Not at all. Governments know very well how to stop inflation - it’s just that at times, a little inflation is not such a bad thing and that when it’s excessive it’s very costly to stop. That doesn’t mean the government doesn’t control it it, just that it’s not costless to control and that governments are not always judicious about it.
Indeed. But government are sometimes tempted by it, and it has been one of the ways countries have dealt with things over the centuries (particularly to finance wars).
As I’ve said repeatedly over the years here, the US does not have an alarming level of debt and debt is not in itself a bad thing. It is however on an unsustainable path and getting back to a sustainable path will require painful adjustment. What happened after the US got itself back on a sustainable path last time will make it very difficult for your political system to achieve this without a crisis.
Asian central banks are closing the cheap money spigot, all but guaranteeing that Fannie and Freddie will have to be nationalized. US taxpayers will have to start pumping in massive amounts of money in order to avoid seeing the American mortgage market seize up altogether.

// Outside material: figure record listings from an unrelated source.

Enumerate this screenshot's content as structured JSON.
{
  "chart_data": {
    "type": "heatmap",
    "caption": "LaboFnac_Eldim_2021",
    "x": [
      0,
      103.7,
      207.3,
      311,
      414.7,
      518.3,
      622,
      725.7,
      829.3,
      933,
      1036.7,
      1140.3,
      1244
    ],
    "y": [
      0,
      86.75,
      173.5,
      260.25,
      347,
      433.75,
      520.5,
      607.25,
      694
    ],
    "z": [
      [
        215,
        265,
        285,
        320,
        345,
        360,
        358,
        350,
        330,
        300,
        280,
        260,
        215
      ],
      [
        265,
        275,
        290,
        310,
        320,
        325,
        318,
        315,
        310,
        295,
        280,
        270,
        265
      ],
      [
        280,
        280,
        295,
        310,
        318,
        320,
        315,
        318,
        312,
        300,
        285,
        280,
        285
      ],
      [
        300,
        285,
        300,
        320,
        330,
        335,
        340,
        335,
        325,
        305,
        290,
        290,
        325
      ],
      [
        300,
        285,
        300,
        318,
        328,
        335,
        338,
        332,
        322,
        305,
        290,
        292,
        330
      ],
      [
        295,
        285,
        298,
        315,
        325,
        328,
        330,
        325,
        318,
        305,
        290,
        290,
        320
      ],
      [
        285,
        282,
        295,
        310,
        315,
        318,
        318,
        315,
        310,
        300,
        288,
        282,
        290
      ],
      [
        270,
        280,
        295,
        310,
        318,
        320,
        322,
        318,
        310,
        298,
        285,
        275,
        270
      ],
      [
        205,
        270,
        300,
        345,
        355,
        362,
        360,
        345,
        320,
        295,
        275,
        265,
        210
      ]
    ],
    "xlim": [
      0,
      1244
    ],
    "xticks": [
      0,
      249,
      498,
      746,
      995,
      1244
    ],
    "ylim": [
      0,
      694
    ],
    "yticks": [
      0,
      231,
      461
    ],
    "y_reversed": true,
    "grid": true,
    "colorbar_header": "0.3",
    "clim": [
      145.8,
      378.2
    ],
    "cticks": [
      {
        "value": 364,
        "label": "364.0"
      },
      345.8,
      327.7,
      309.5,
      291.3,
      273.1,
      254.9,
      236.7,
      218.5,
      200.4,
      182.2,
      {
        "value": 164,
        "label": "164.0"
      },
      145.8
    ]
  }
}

If the U.S. ever defaulted on a single “full faith and credit” loan, and if it did not subsequently invade and seize the money of potential t-bill buyers, the going-forward cost of such a default would be . . . a lot of money. Considering how many T-bills the government relies upon to fund various costs, even a marginal uptick in the interest rate they’d have to pay – an uptick that would surely be demanded by investors once they realized the T-bill was anything other than bulletproof – would equal billions and billions in incremental interest expense to get the same amount of capital.
Some commentators think that even absent such a cataclysm, T-bills (and hence the entire government) may be at risk of losing their AAA rating within a few years.
Social Security is not in trouble for at least 30 years. It then would be still paying ou but not full benefits. . It was supposed to be a locked box but the government kept taking it to further the illusion that we were not in financial trouble. It was a sound idea. It was also a lot better than ignoring the plight of the elderly, the poor and the sick.
OK. So you’re telling me that the US government could at the same time create enough money to pay off its debts and keeps inflation at a low level (hence “control the value of the dollar”)?
They should tell Zimbabwe how to achieve that.